In mathematics, a magma is kind of algebraic structure. It is a set with a binary operation on that set.

A binary operation works by taking two elements from a set (that do not have to be different) and returning some other element of that set.

If we give the set a label (such as X) and the binary operation a label (such as •). Then we give the magma the label (X, •).

## Examples

The natural numbers with addition form a magma. Because the set of natural numbers is written as ${\displaystyle \mathbb {N} }$ and addition is written as ${\displaystyle +}$ the magma is written as ${\displaystyle (\mathbb {N} ,+)}$. The name of the magma would be "The natural numbers under addition".

The integers with multiplication form a magma.

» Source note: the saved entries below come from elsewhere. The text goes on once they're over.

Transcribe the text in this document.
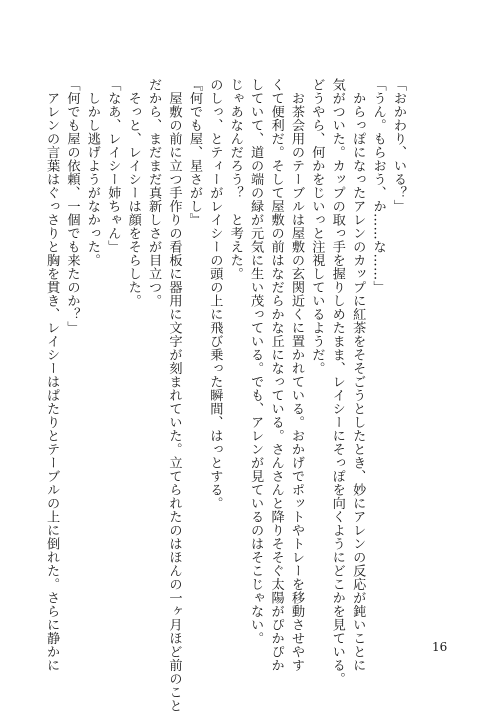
「おかわり、いる？」
「うん。もらおう、か……な……」
　からっぽになったアレンのカップに紅茶をそそごうとしたとき、妙にアレンの反応が鈍いことに
気がついた。カップの取っ手を握りしめたまま、レイシーにそっぽを向くようにどこかを見ている。
どうやら、何かをじいっと注視しているようだ。
　お茶会用のテーブルは屋敷の玄関近くに置かれている。おかげでポットやトレーを移動させやす
くて便利だ。そして屋敷の前はなだらかな丘になっている。さんさんと降りそそぐ太陽がぴかぴか
していて、道の端の緑が元気に生い茂っている。でも、アレンが見ているのはそこじゃない。
じゃあなんだろう？　と考えた。
のしっ、とティーがレイシーの頭の上に飛び乗った瞬間、はっとする。
『何でも屋、星さがし』
　屋敷の前に立つ手作りの看板に器用に文字が刻まれていた。立てられたのはほんの一ヶ月ほど前のこと
だから、まだまだ真新しさが目立つ。
　そっと、レイシーは顔をそらした。
「なあ、レイシー姉ちゃん」
　しかし逃げようがなかった。
「何でも屋の依頼、一個でも来たのか？」
　アレンの言葉はぐっさりと胸を貫き、レイシーはぱたりとテーブルの上に倒れた。さらに静かに	16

Because the set of integers is written as ${\displaystyle \mathbb {Z} }$ and multiplication (in abstract mathematics) is written as ${\displaystyle \cdot }$ the magma is written as ${\displaystyle (\mathbb {Z} ,\cdot )}$. The name of the magma would be "The integers under multiplication".

The real numbers under division do not form a magma. This is because numbers cannot be divided by 0. A binary operation requires that any two elements can be taken from the set (in this case in order) to produce another element from the set. The real numbers without 0 is written as ${\displaystyle \mathbb {R} ^{*}}$. It can be shown that the ${\displaystyle (\mathbb {R} ^{*},\div )}$ is a magma.